Updated rules are available on the company website. I recommend them as they clarify a few minor points that were unclear in the original rules, but the game is entirely playable out of the box and tons of fun. Oh, the updated rules also lists the difficulty level of the missions, which do not go from easiest to hardest but vary along a rough story arc. Mission 0 is the trainer, but Mission 1 is the hardest mission in the box and takes the longest to play. I will defeat it one day, oh yes I will.
Summary: Buy this and play it if you get the chance - I will soon. It is not cheap, but comes with a ton of minis and a the art work on the boards is beautiful and detailed.
Ticket to Ride: India
I believe I reviewed Ticket to Ride before (play it as soon as you can), but the India expansion is the newest board expansion for the game. It includes a reprint of the Switzerland map on the flipside, but I didn't have a chance to play that side. The game play is the same as all the Ticket to Ride games (fun), but the twist with India is that you score bonus points if you are able to build duplicate routes to your tickets. The bonus is significant, so it's worth keeping an eye out for, but I won the game on straight route completions and the longest route bonus, so it's not critical.
This is NOT a game board for beginners or those subject to analysis paralysis.

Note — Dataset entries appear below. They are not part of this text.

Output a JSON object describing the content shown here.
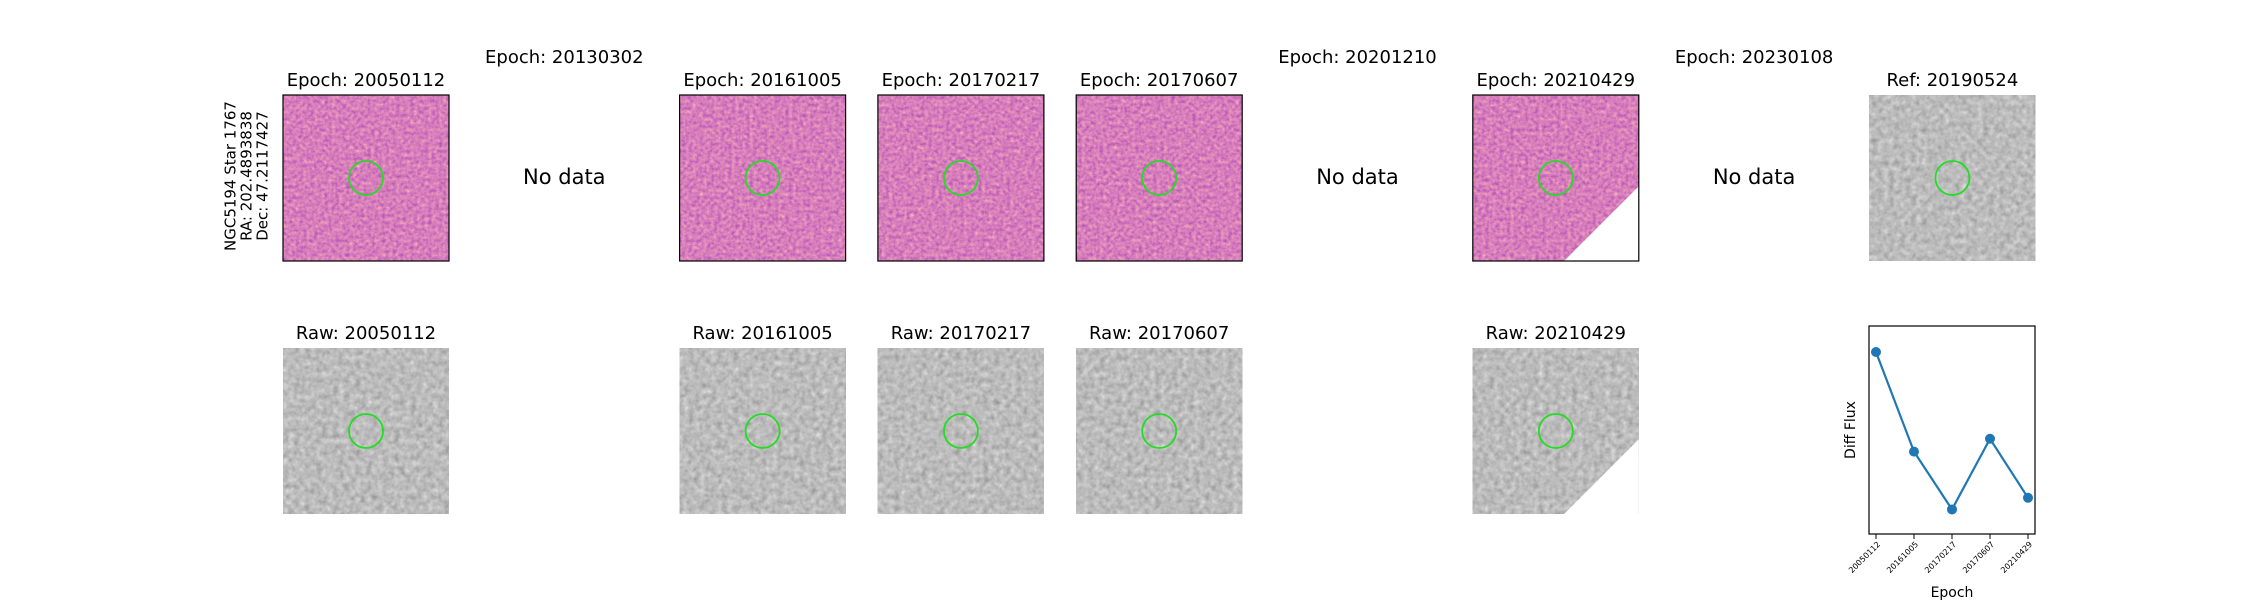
{
  "star": {
    "name": "NGC5194 Star 1767",
    "ra": "RA: 202.4893838",
    "dec": "Dec: 47.2117427"
  },
  "epochs": [
    {
      "title": "Epoch: 20050112",
      "raw": "Raw: 20050112"
    },
    {
      "title": "Epoch: 20130302",
      "message": "No data"
    },
    {
      "title": "Epoch: 20161005",
      "raw": "Raw: 20161005"
    },
    {
      "title": "Epoch: 20170217",
      "raw": "Raw: 20170217"
    },
    {
      "title": "Epoch: 20170607",
      "raw": "Raw: 20170607"
    },
    {
      "title": "Epoch: 20201210",
      "message": "No data"
    },
    {
      "title": "Epoch: 20210429",
      "raw": "Raw: 20210429"
    },
    {
      "title": "Epoch: 20230108",
      "message": "No data"
    }
  ],
  "reference": {
    "title": "Ref: 20190524"
  },
  "chart_data": {
    "type": "line",
    "x_label": "Epoch",
    "y_label": "Diff Flux",
    "categories": [
      "20050112",
      "20161005",
      "20170217",
      "20170607",
      "20210429"
    ],
    "values": [
      0.875,
      0.396,
      0.118,
      0.458,
      0.174
    ],
    "ylim": [
      0,
      1
    ],
    "color": "#1f77b4"
  }
}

The over-thinking trying to score the dual route bonuses will kill the game.
Summary: Buy this if you like Ticket to Ride (and you do, right?).
I sat down to play this because I had nothing better to do. Best spent hour of my life at the con. Maybe second best, but it would be a close tie with The Castles of Burgundy. We'll see.

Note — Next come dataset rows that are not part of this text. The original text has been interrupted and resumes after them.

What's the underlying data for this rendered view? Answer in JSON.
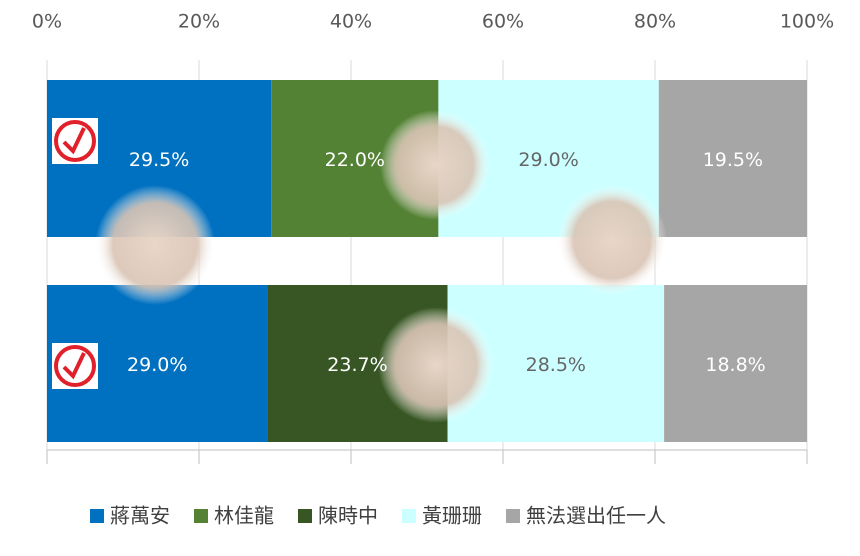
{
  "chart_data": {
    "type": "stacked-bar-horizontal",
    "categories": [
      null,
      null
    ],
    "xlim": [
      0,
      100
    ],
    "xticks": [
      {
        "value": 0,
        "label": "0%"
      },
      {
        "value": 20,
        "label": "20%"
      },
      {
        "value": 40,
        "label": "40%"
      },
      {
        "value": 60,
        "label": "60%"
      },
      {
        "value": 80,
        "label": "80%"
      },
      {
        "value": 100,
        "label": "100%"
      }
    ],
    "grid": true,
    "legend": "bottom",
    "series": [
      {
        "name": "蔣萬安",
        "color": "#0070c0",
        "values": [
          29.5,
          29.0
        ],
        "value_labels": [
          "29.5%",
          "29.0%"
        ]
      },
      {
        "name": "林佳龍",
        "color": "#548235",
        "values": [
          22.0,
          null
        ],
        "value_labels": [
          "22.0%",
          null
        ]
      },
      {
        "name": "陳時中",
        "color": "#375623",
        "values": [
          null,
          23.7
        ],
        "value_labels": [
          null,
          "23.7%"
        ]
      },
      {
        "name": "黃珊珊",
        "color": "#ccffff",
        "values": [
          29.0,
          28.5
        ],
        "value_labels": [
          "29.0%",
          "28.5%"
        ]
      },
      {
        "name": "無法選出任一人",
        "color": "#a6a6a6",
        "values": [
          19.5,
          18.8
        ],
        "value_labels": [
          "19.5%",
          "18.8%"
        ]
      }
    ]
  }
}
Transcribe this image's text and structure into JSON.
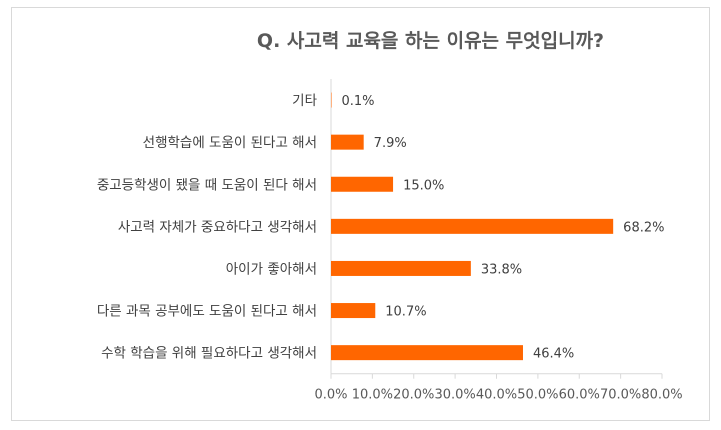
{
  "chart_data": {
    "type": "bar",
    "orientation": "horizontal",
    "title": "Q. 사고력 교육을 하는 이유는 무엇입니까?",
    "categories": [
      "기타",
      "선행학습에 도움이 된다고 해서",
      "중고등학생이 됐을 때 도움이 된다 해서",
      "사고력 자체가 중요하다고 생각해서",
      "아이가 좋아해서",
      "다른 과목 공부에도 도움이 된다고 해서",
      "수학 학습을 위해 필요하다고 생각해서"
    ],
    "values": [
      0.1,
      7.9,
      15.0,
      68.2,
      33.8,
      10.7,
      46.4
    ],
    "value_labels": [
      "0.1%",
      "7.9%",
      "15.0%",
      "68.2%",
      "33.8%",
      "10.7%",
      "46.4%"
    ],
    "xlim": [
      0,
      80
    ],
    "xticks": [
      "0.0%",
      "10.0%",
      "20.0%",
      "30.0%",
      "40.0%",
      "50.0%",
      "60.0%",
      "70.0%",
      "80.0%"
    ],
    "xlabel": "",
    "ylabel": "",
    "grid": false,
    "bar_color": "#ff6600"
  }
}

Infinite City is a tile laying game where you build the board as you play, one of my favorite styles of game. Turn order is simple: add a tile from your hand to the board, put one of your markers on the tile, do what the tile says, and draw back up to five tiles. Sounds simple, doesn't it? The tiles let you do things ranging from add additional tiles, draw above your hand limit, swap markers with someone else on the board (stealing their tile), and a lot more. The game ends when someone puts their last marker on the board and the other players get a final play.
Points are scored three ways. First is number of linked tile groups, minimum of three to for a group, no diagonals. So isolated tiles of 1 or 2 do not score at all, but 3+ score equal to how many you have linked and you can score multiple groups. Next is control of silver cards. Some cards have silver rings on them - control the most at the end of the game and you get points equal to how many you control. Finally, some cards have point values - you score all the point values on the cards you control. Most points wins.
First time players will focus on board placement and maybe silver cards, but experienced players will focus on cards worth point in themselves and try to grab as many of those as possible. You can easily double your score with those, so watch your opponents tile values, not just where they are on the board.
Summary: Good gateway game to introduce people to the hobby and fun to play for more advanced players. Plus, the sci-fi city artwork is elegant and cool. I want my cities of the future to look just like this.
That's it for now. Part 3 will wrap up both Saturday and Sunday as I played several games I've played/reviewed before and not as many new games. I should have that ready to post by Tuesday, January 15.